In Harlem, wo ich lebe, sind die schwarzen Bewohner sich einig, dass sie Busch nicht mehr wollen. „ Der hat zweimal hintereinander die Wahl gestohlen,“ sagen sie. Die Einwanderer aus Jemen, Nigeria, Mali und der Elfenbeinküste sind Barack Obama Fans. Das äthiopische Restaurant, das senegalesische Stoffgeschäft und die Bäckerei Coeur d’Afrique haben alle Barack Obama Posters im Fenster. Er ist ja fast einer von ihnen wo sein Vater doch aus Kenia stammt. Veronika’s Hair Power, Fine Fair Supermarkt und viele von Frauen betriebene Geschäfte präsentieren Wahlplakate von Hillary Clinton. Bill Clinton, den viele Afroamerikaner so lieben, dass sie ihn den ersten schwarzen amerikanischen Präsidenten nennen, hat sein Büro auf der 125. Straße.

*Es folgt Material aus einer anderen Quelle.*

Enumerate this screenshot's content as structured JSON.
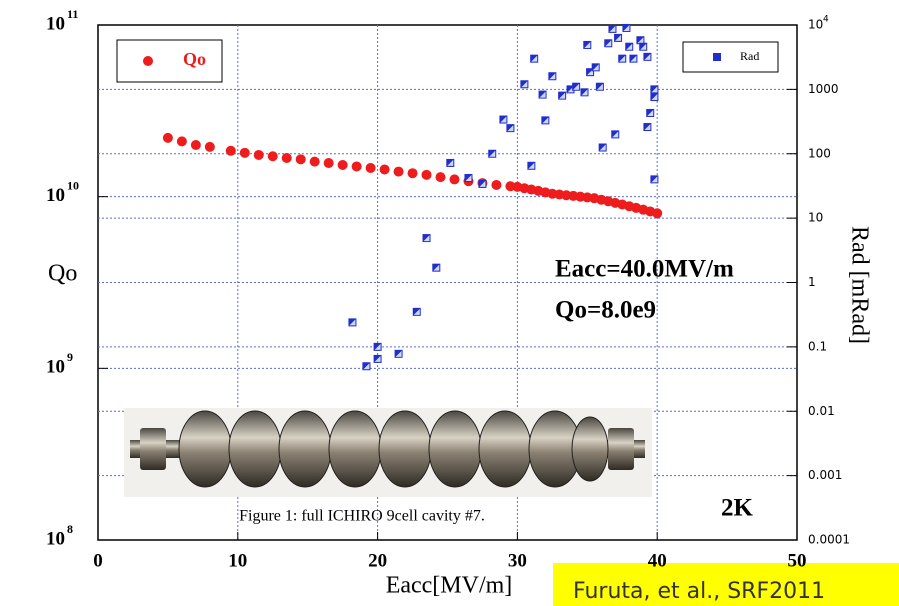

Die Clintons werden in Harlem verehrt.

Die Vor- und Nachteile eines schwarzen Präsidenten werden beim Warten in der Post diskutiert. Eine Afrikanerin im farbenfrohen Kaftan und kunstvoll gewickeltem Turban lobt Barack Obama und redet eindringlich im britischem Akzent auf ihre afroamerikanischen Landsleute ein. Die sind nicht überzeugt. „A black leader? Think of Martin Luther King. Obama will be killed by the KluKlux Clan.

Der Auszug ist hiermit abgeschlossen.